Doug McNaught <doug@wireboard.com> writes:
> The problem I'm having is that the backends will crash randomly, after
> the database has been up for a few days, with:
> FATAL 1: Memory exhausted in AllocSetAlloc()
> The system has plenty of memory and swap, and under normal
> circumstances the backends take up 10-15 megabytes. If it's a
> runaway situation of some kind, it happens very fast, as I've even
> taken snapshots of the process table at 1 minute intervals, and they
> show no abnormality right up to the time of the crash.
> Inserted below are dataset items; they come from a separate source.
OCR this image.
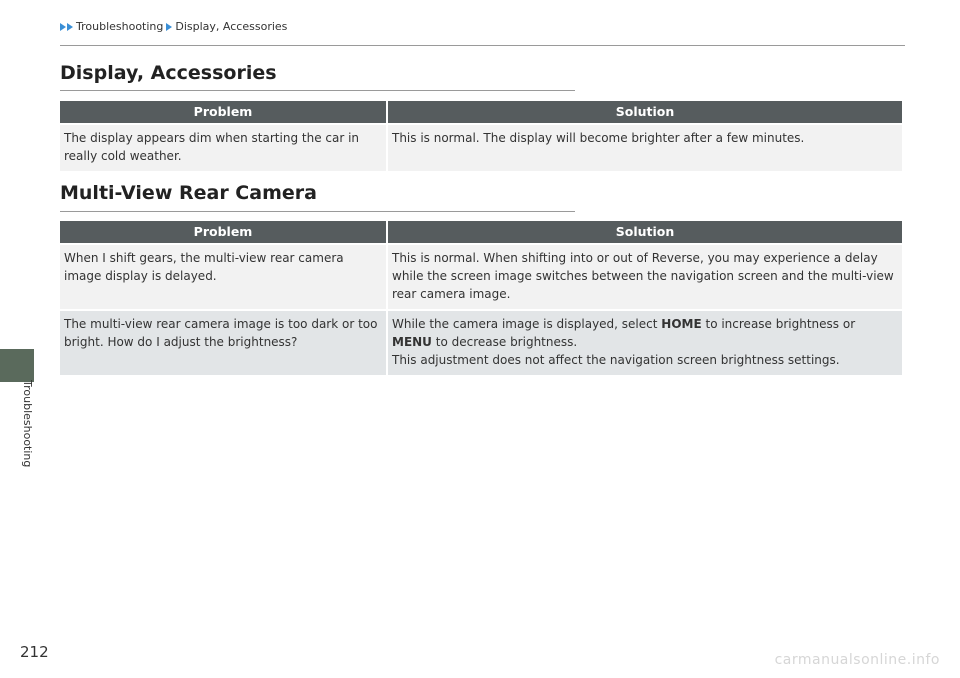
Troubleshooting Display, Accessories
Troubleshooting
Display, Accessories
Problem	Solution
The display appears dim when starting the car in really cold weather.	This is normal. The display will become brighter after a few minutes.
Multi-View Rear Camera
Problem	Solution
When I shift gears, the multi-view rear camera image display is delayed.	This is normal. When shifting into or out of Reverse, you may experience a delay while the screen image switches between the navigation screen and the multi-view rear camera image.
The multi-view rear camera image is too dark or too bright. How do I adjust the brightness?	While the camera image is displayed, select HOME to increase brightness or MENU to decrease brightness.
This adjustment does not affect the navigation screen brightness settings.
212	carmanualsonline.info
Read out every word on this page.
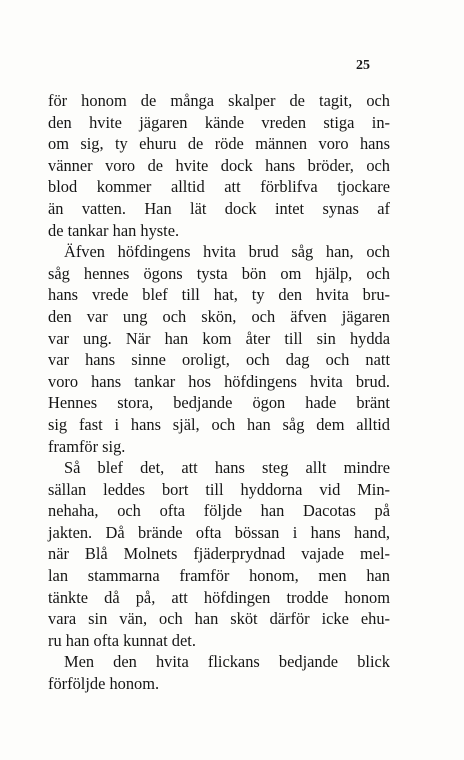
25
för honom de många skalper de tagit, och
den hvite jägaren kände vreden stiga in-
om sig, ty ehuru de röde männen voro hans
vänner voro de hvite dock hans bröder, och
blod kommer alltid att förblifva tjockare
än vatten. Han lät dock intet synas af
de tankar han hyste.
Äfven höfdingens hvita brud såg han, och
såg hennes ögons tysta bön om hjälp, och
hans vrede blef till hat, ty den hvita bru-
den var ung och skön, och äfven jägaren
var ung. När han kom åter till sin hydda
var hans sinne oroligt, och dag och natt
voro hans tankar hos höfdingens hvita brud.
Hennes stora, bedjande ögon hade bränt
sig fast i hans själ, och han såg dem alltid
framför sig.
Så blef det, att hans steg allt mindre
sällan leddes bort till hyddorna vid Min-
nehaha, och ofta följde han Dacotas på
jakten. Då brände ofta bössan i hans hand,
när Blå Molnets fjäderprydnad vajade mel-
lan stammarna framför honom, men han
tänkte då på, att höfdingen trodde honom
vara sin vän, och han sköt därför icke ehu-
ru han ofta kunnat det.
Men den hvita flickans bedjande blick
förföljde honom.
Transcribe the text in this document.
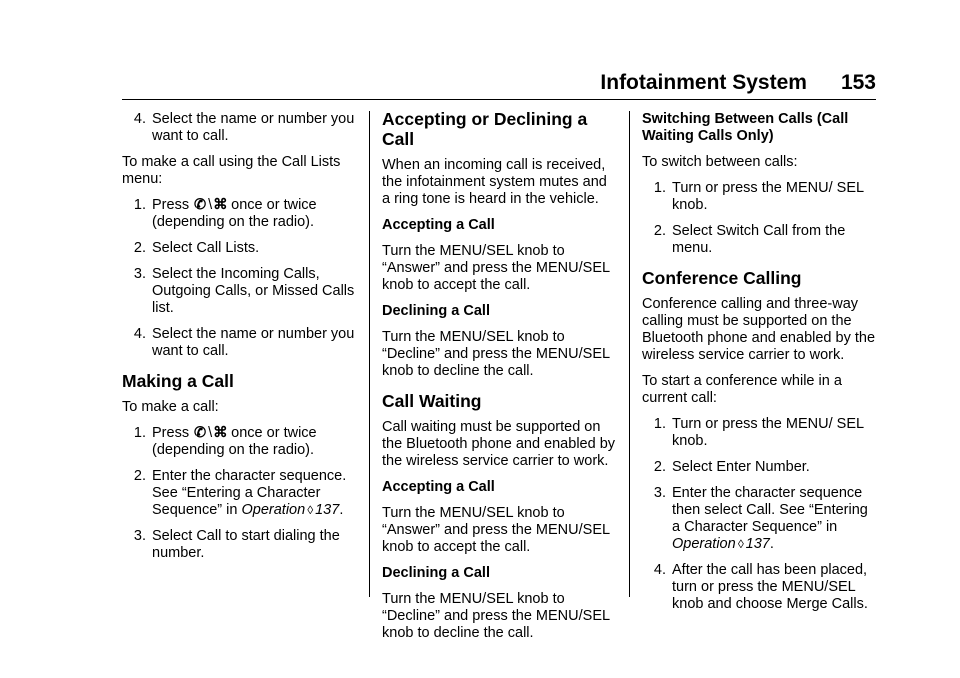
Infotainment System 153
4. Select the name or number you want to call.

To make a call using the Call Lists menu:

1. Press ✆ \⌘ once or twice (depending on the radio).
2. Select Call Lists.
3. Select the Incoming Calls, Outgoing Calls, or Missed Calls list.
4. Select the name or number you want to call.
Making a Call

To make a call:

1. Press ✆ \⌘ once or twice (depending on the radio).
2. Enter the character sequence. See “Entering a Character Sequence” in Operation ◊ 137.
3. Select Call to start dialing the number.
Accepting or Declining a Call

When an incoming call is received, the infotainment system mutes and a ring tone is heard in the vehicle.

Accepting a Call

Turn the MENU/SEL knob to “Answer” and press the MENU/SEL knob to accept the call.

Declining a Call

Turn the MENU/SEL knob to “Decline” and press the MENU/SEL knob to decline the call.

Call Waiting

Call waiting must be supported on the Bluetooth phone and enabled by the wireless service carrier to work.

Accepting a Call

Turn the MENU/SEL knob to “Answer” and press the MENU/SEL knob to accept the call.

Declining a Call

Turn the MENU/SEL knob to “Decline” and press the MENU/SEL knob to decline the call.

Switching Between Calls (Call Waiting Calls Only)

To switch between calls:

1. Turn or press the MENU/ SEL knob.
2. Select Switch Call from the menu.
Conference Calling

Conference calling and three-way calling must be supported on the Bluetooth phone and enabled by the wireless service carrier to work.

To start a conference while in a current call:

1. Turn or press the MENU/ SEL knob.
2. Select Enter Number.
3. Enter the character sequence then select Call. See “Entering a Character Sequence” in Operation ◊ 137.
4. After the call has been placed, turn or press the MENU/SEL knob and choose Merge Calls.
Hmm. That puts a damper on the idea that it's a memory leak --- doesn't
eliminate the theory entirely, however. The other likely theory is that
you've got a variable-size column value someplace whose size word has
been corrupted, so that it claims to be umpteen megabytes long. Any
attempt to copy such a value out of the tuple it's in will result in
an instant "out of memory" complaint.
Is there any consistency about which table is being touched when the
failure occurs? It's not hard to isolate and delete a damaged tuple
once you know which table it's in, but if you've got a lot of tables
the initial search can be tedious.
One way to get more info is to tweak the code to abort() just before
it would normally report the out-of-memory error. Then you will get
a coredump and can learn something from the backtrace (don't forget
to compile with -g).
regards, tom lane